LLMs love headings but are sloppy about levels — an # H1 followed straight by a #### H4, inconsistent capitalization, stray trailing hashes. Those gaps break document outlines, hurt accessibility, and look amateurish. This tool rewrites the heading hierarchy so it never skips a level, and optionally tidies capitalization, all in your browser.
Why heading jumps are a real problem
A well-formed heading hierarchy serves three audiences simultaneously: sighted
readers who scan a page’s structure, screen-reader users who navigate by headings,
and search engines that use heading levels as relevance signals. When an LLM jumps
from ## Introduction straight to ##### Key Terms, the document outline breaks.
Screen readers announce headings by level, so a listener navigating by heading would
skip from level 2 straight to level 5, missing the implied structure entirely. Most
CMSs and static-site generators also emit heading-based tables of contents that
silently collapse or look wrong when levels skip.
How it works
The tool finds every ATX heading (#, ##, …) and walks the document top to bottom. It tracks the current depth and never allows a heading to sit more than one level below its parent: a jump from H1 to H4 is pulled back up to H2, preserving the relative nesting without leaving gaps. It also normalizes the heading syntax — single space after the hashes, no trailing hashes — and can apply Title Case or Sentence case to the text. Non-heading lines pass through untouched.
Before and after example
Consider this raw LLM output:
# Project Overview ##
#### Background
## Goals
##### Success Metrics
After normalization (with H1 demotion off):
# Project Overview
## Background
## Goals
### Success Metrics
The trailing ## on the H1 is stripped, the orphaned H4 is promoted to H2 (one
level below the H1), and the H5 under ## Goals becomes H3 — one level deeper
than its parent.
Options
- Demote leading H1 — useful when the markdown will live under a page that already provides the page H1.
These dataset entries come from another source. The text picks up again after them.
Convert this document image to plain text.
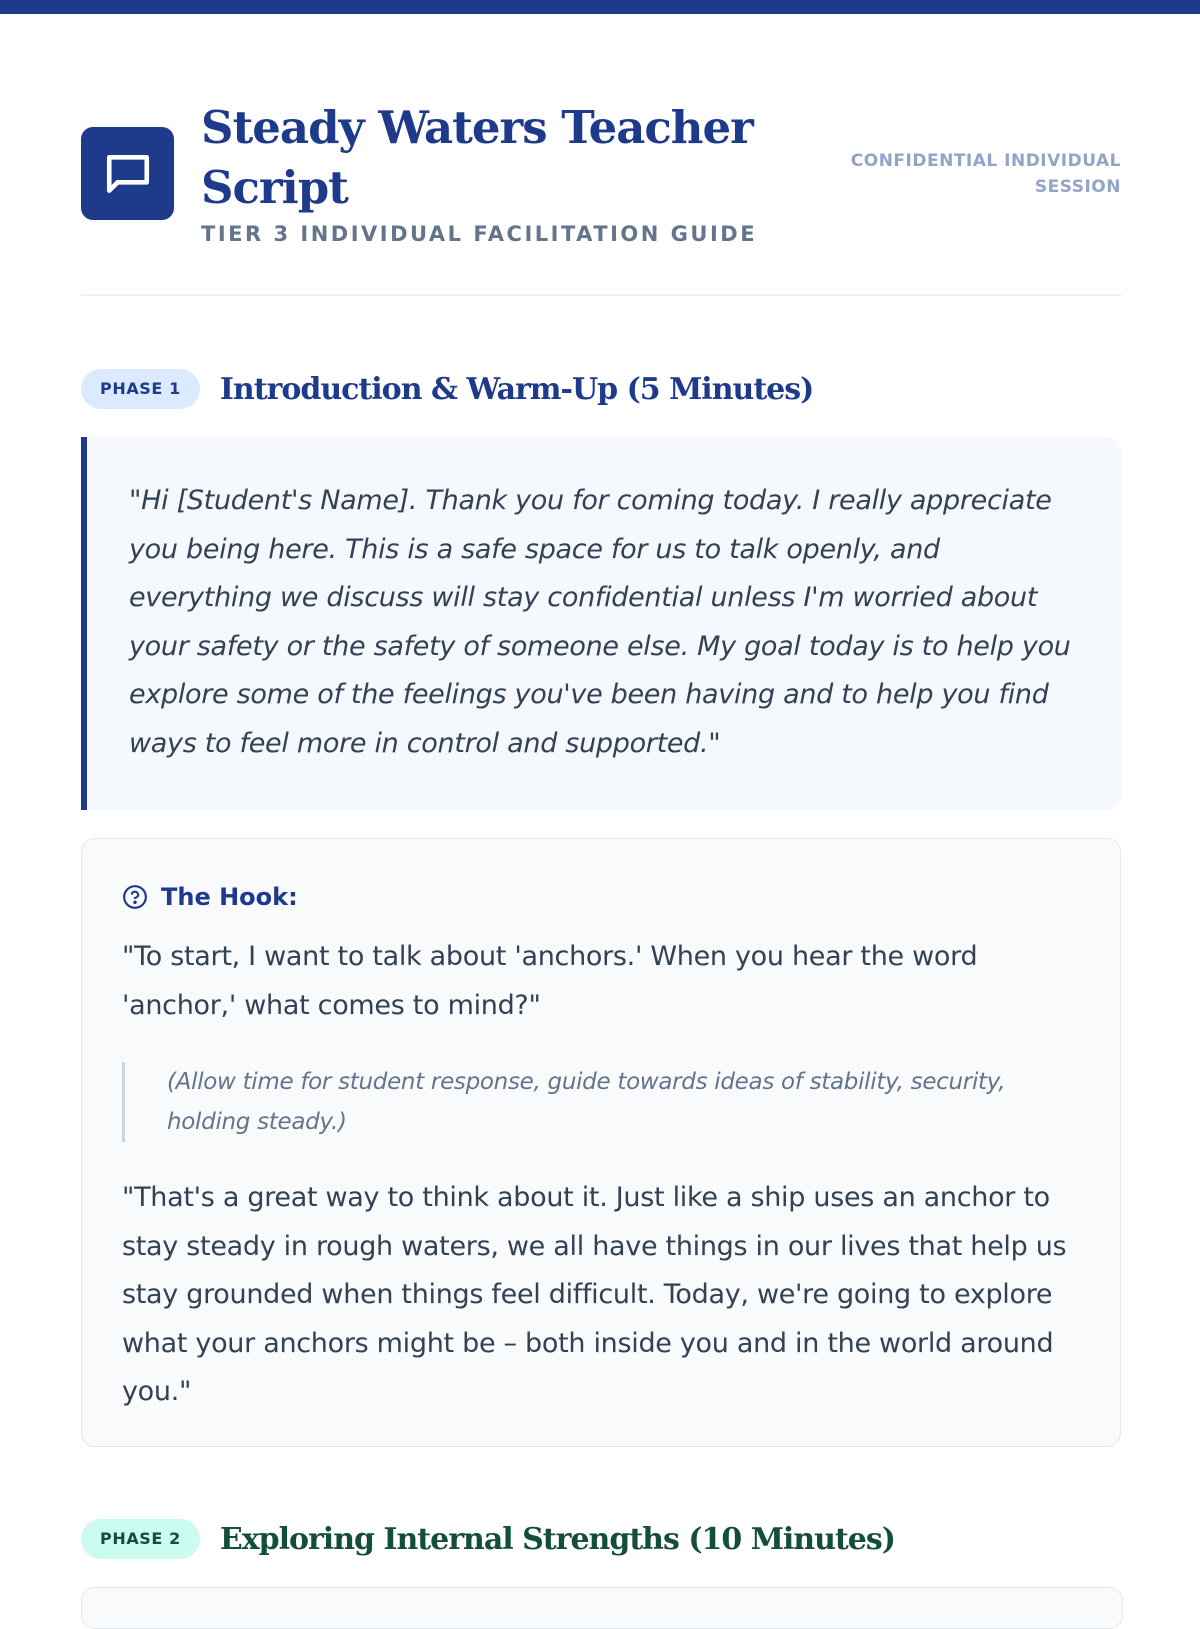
Steady Waters Teacher Script
TIER 3 INDIVIDUAL FACILITATION GUIDE
CONFIDENTIAL INDIVIDUAL SESSION
PHASE 1	Introduction & Warm-Up (5 Minutes)
"Hi [Student's Name]. Thank you for coming today. I really appreciate you being here. This is a safe space for us to talk openly, and everything we discuss will stay confidential unless I'm worried about your safety or the safety of someone else. My goal today is to help you explore some of the feelings you've been having and to help you find ways to feel more in control and supported."
The Hook:
"To start, I want to talk about 'anchors.' When you hear the word 'anchor,' what comes to mind?"
(Allow time for student response, guide towards ideas of stability, security, holding steady.)
"That's a great way to think about it. Just like a ship uses an anchor to stay steady in rough waters, we all have things in our lives that help us stay grounded when things feel difficult. Today, we're going to explore what your anchors might be – both inside you and in the world around you."
PHASE 2	Exploring Internal Strengths (10 Minutes)
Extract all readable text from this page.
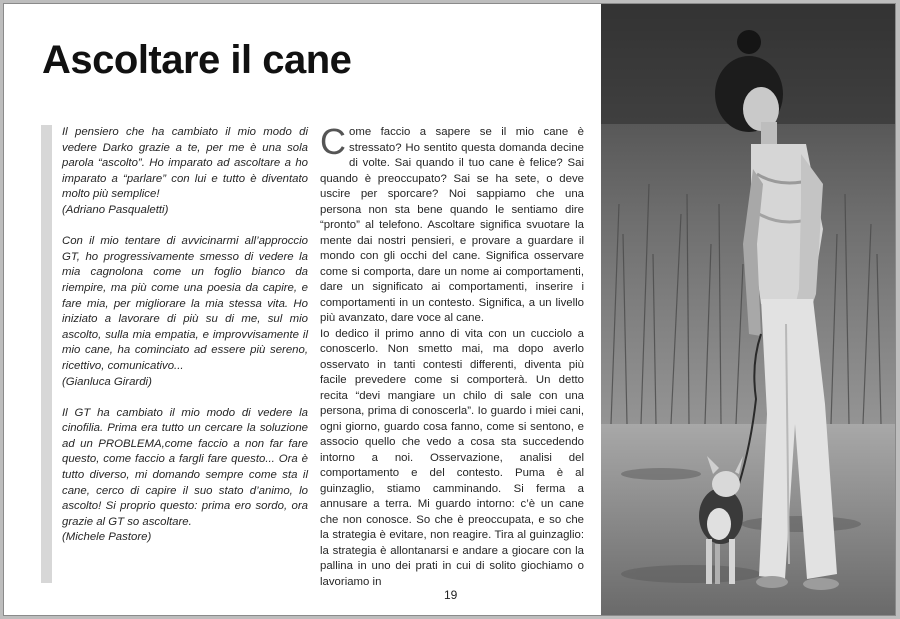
Ascoltare il cane

Il pensiero che ha cambiato il mio modo di vedere Darko grazie a te, per me è una sola parola “ascolto”. Ho imparato ad ascoltare a ho imparato a “parlare” con lui e tutto è diventato molto più semplice!
(Adriano Pasqualetti)

Con il mio tentare di avvicinarmi all’approccio GT, ho progressivamente smesso di vedere la mia cagnolona come un foglio bianco da riempire, ma più come una poesia da capire, e fare mia, per migliorare la mia stessa vita. Ho iniziato a lavorare di più su di me, sul mio ascolto, sulla mia empatia, e improvvisamente il mio cane, ha cominciato ad essere più sereno, ricettivo, comunicativo...
(Gianluca Girardi)

Il GT ha cambiato il mio modo di vedere la cinofilia. Prima era tutto un cercare la soluzione ad un PROBLEMA,come faccio a non far fare questo, come faccio a fargli fare questo... Ora è tutto diverso, mi domando sempre come sta il cane, cerco di capire il suo stato d’animo, lo ascolto! Si proprio questo: prima ero sordo, ora grazie al GT so ascoltare.
(Michele Pastore)

Come faccio a sapere se il mio cane è stressato? Ho sentito questa domanda decine di volte. Sai quando il tuo cane è felice? Sai quando è preoccupato? Sai se ha sete, o deve uscire per sporcare? Noi sappiamo che una persona non sta bene quando le sentiamo dire “pronto” al telefono. Ascoltare significa svuotare la mente dai nostri pensieri, e provare a guardare il mondo con gli occhi del cane. Significa osservare come si comporta, dare un nome ai comportamenti, dare un significato ai comportamenti, inserire i comportamenti in un contesto. Significa, a un livello più avanzato, dare voce al cane.

Io dedico il primo anno di vita con un cucciolo a conoscerlo. Non smetto mai, ma dopo averlo osservato in tanti contesti differenti, diventa più facile prevedere come si comporterà. Un detto recita “devi mangiare un chilo di sale con una persona, prima di conoscerla”. Io guardo i miei cani, ogni giorno, guardo cosa fanno, come si sentono, e associo quello che vedo a cosa sta succedendo intorno a noi. Osservazione, analisi del comportamento e del contesto. Puma è al guinzaglio, stiamo camminando. Si ferma a annusare a terra. Mi guardo intorno: c’è un cane che non conosce. So che è preoccupata, e so che la strategia è evitare, non reagire. Tira al guinzaglio: la strategia è allontanarsi e andare a giocare con la pallina in uno dei prati in cui di solito giochiamo o lavoriamo in

19
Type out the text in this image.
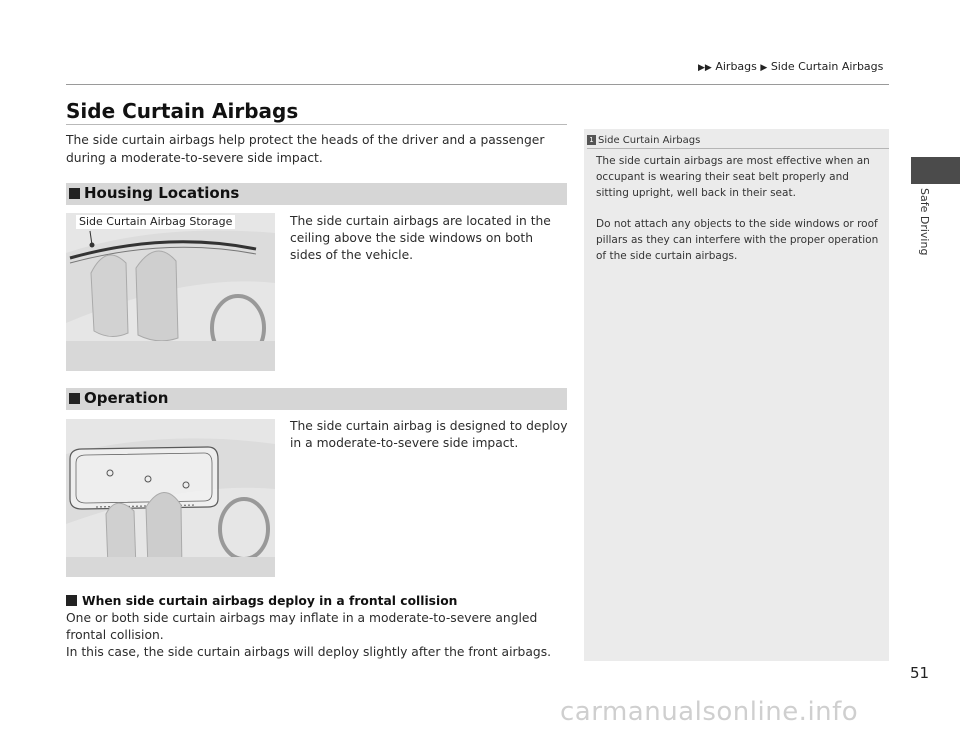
▶▶ Airbags ▶ Side Curtain Airbags
Safe Driving
Side Curtain Airbags
The side curtain airbags help protect the heads of the driver and a passenger during a moderate-to-severe side impact.
Housing Locations
Side Curtain Airbag Storage	The side curtain airbags are located in the ceiling above the side windows on both sides of the vehicle.
Operation
The side curtain airbag is designed to deploy in a moderate-to-severe side impact.
When side curtain airbags deploy in a frontal collision
One or both side curtain airbags may inflate in a moderate-to-severe angled frontal collision.
In this case, the side curtain airbags will deploy slightly after the front airbags.
1 Side Curtain Airbags
The side curtain airbags are most effective when an occupant is wearing their seat belt properly and sitting upright, well back in their seat.
Do not attach any objects to the side windows or roof pillars as they can interfere with the proper operation of the side curtain airbags.
51
carmanualsonline.info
- Capitalization — keep as-is, Title Case, or Sentence case across all headings.
Tips
- Run this as the last step before publishing so manual edits don’t reintroduce jumps.
- Keep a single H1 per page for SEO and screen-reader navigation — enable demotion for embedded snippets.
- The tool only touches heading lines, so code fences and body text are always preserved exactly.
- If your CMS interprets heading levels to build navigation menus, run this tool before pasting to avoid menu gaps.
- Sentence case is often the better default for technical documentation: it reads naturally and avoids the visual noise of Title-Cased Every Single Word in every heading.
- If you plan to run the content through a table-of-contents generator next, normalizing heading levels first ensures the TOC hierarchy matches the document structure.